Let's say you're in the market for a new car. You've considered sedans, convertibles and sporty models but you settle on getting an SUV. Most automakers sell SUVs, so you begin spending your Saturdays driving from dealer to dealer to learn about models, options and prices. Eventually you narrow your choices to a Ford Explorer, a Chevy Blazer and a Dodge Durango. All three dealers have models in the color you like with the options you want at roughly the same price. Which one will you buy?

This little exercise in free enterprise came to mind as I was reading a research report published recently by the Kenan Institute of Private Enterprise at UNC-Chapel Hill. In the report, CEOs of 118 international firms located in North Carolina were asked to rank the factors that were important to their companies' decision to start doing business here as opposed to some other state. The most important factors they cited were labor quality and availability, transportation, overall quality of living and the general business climate.

The executives ranked the availability of state and local tax credits and other incentives dead last among 11 factors. Therefore, the authors of the study concluded, state and local governments are wasting tax dollars on incentives as a tool for economic development; worse, the report said, doing so means government has less money to spend on the things at the top of the list, such as schools and worker training.

Now let's go back to our car-buying decision and see if we can help you decide which SUV to buy. Naturally, you want the best deal possible, so you go back to the Ford, Chevy and Dodge dealers and ask if there's something extra they can throw in to seal the deal. The Ford dealer offers a free extended warranty, the Chevy dealer offers zero percent financing and the Dodge dealer offers $1,000 cash back. The cash back sounds most attractive, so you buy the Durango.

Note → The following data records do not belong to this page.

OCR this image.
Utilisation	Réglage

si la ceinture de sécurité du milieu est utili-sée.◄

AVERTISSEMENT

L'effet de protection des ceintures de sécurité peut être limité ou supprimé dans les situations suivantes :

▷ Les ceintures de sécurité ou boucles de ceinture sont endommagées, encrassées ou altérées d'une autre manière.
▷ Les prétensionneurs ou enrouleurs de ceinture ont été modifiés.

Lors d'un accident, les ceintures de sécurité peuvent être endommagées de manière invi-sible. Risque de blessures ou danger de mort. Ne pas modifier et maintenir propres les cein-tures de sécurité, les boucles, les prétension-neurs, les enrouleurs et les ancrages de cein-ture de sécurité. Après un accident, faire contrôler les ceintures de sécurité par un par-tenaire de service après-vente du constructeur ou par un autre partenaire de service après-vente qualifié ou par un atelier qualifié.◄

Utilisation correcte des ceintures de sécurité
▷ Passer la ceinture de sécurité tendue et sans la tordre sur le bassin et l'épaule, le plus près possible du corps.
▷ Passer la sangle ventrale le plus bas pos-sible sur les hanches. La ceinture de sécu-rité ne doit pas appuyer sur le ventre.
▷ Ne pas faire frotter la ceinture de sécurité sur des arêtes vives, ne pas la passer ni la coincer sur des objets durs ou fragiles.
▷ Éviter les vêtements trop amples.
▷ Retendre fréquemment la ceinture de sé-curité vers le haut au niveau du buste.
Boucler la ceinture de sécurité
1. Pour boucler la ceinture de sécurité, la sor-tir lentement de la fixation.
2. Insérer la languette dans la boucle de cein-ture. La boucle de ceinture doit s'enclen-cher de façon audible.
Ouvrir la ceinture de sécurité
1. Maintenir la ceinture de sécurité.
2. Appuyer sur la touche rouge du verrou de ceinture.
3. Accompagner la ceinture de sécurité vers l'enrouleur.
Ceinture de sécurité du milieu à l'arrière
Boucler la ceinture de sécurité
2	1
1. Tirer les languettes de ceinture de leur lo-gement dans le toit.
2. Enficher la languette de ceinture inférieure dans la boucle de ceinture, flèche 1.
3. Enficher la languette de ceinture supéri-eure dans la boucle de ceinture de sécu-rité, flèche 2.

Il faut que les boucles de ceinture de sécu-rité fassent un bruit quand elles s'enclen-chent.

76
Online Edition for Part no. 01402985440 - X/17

But before you drive away in your new vehicle, let me ask you some questions for a survey I'm conducting. Tell me what were the most important factors in you choosing the Durango instead of the Explorer or the Blazer? You say you were most influenced by its roominess, its reputation for reliability and its safety rating. The cash-back program probably will be near the bottom of your list.

Does that mean automakers would be smart to end their buyer incentive programs? No. Does it mean that Detroit should stop concentrating on reliability and safety and sell cars just on price? No.

And can we conclude that because incentives, quite correctly so, are less important to industrial prospects than a trained workforce and a high quality of life that we should stop offering them? Most definitely not.

North Carolina has a modest program of tax credits and incentives to spur economic development. It is working very well. And it should continue.